A ces considérations se mêle un film intimiste. Les premières scènes nous font entrer dans une grande fête de famille dans un somptueux décor. Ce sont les capi de la mafia qui sont réunis, avec de belles accolades et des manifestations d’amitié, mais où l’on voit des couteaux dans les yeux et où l’on devine des armes dans les poches. Buscetta ne semble pas être vraiment à la fête. Il arpente les sales à la recherche de son fils. Et s’il devient le traître de la famille des mafieux en brisant l’omerta, c’est par une blessure intime, celle du meurtre de ses fils par ses anciens acolytes, commandité par le parrain des parrains, Toto Riina, le sanguinaire, « le fauve », et le remord de ne pas les avoir emmenés avec lui dans son exil brésilien. 
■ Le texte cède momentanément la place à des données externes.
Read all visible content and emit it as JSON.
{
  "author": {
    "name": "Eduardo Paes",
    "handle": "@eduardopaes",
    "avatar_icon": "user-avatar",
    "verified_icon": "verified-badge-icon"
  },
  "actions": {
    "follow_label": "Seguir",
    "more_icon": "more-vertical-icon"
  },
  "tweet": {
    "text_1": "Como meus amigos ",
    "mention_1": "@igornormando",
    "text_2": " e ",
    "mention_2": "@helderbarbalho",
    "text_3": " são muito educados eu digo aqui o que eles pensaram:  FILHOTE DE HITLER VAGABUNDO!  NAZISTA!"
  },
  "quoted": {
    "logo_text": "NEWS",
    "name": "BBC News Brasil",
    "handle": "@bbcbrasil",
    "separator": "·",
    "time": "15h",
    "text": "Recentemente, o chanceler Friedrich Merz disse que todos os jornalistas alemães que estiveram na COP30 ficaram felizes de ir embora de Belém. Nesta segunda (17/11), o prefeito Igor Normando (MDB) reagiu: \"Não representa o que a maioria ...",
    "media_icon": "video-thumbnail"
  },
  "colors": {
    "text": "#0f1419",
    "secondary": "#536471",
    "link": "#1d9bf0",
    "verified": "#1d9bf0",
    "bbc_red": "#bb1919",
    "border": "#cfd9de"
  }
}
Par une magistrale et subtile mise en scène Bellocchio reste ce qu’il a toujours été, un cinéaste de l’intériorité. Il insiste sur les regards, ceux de Buscetta et des juges, ceux des mafieux en cage, regards parfois voilés d’une paire de lunette de soleil, mais que l’on devine et qui en disent plus long que des scènes explicites. Des moments de grande confiance chaleureuse dans les entretiens de Buscetta avec le juge Falcone, des moments d’intimité avec sa nouvelle famille, dans un décor brésilien idyllique, qui donnent une respiration à un sujet qui aurait pu paraitre aride.

Le cinéaste de 79 ans nous livre un drame puissant autour du portrait virtuose d’un ancien mafieux, remarquablement interprété par Pierfrancesco Favino au sommet de son talent. Un film oublié du dernier palmarès du festival de Cannes.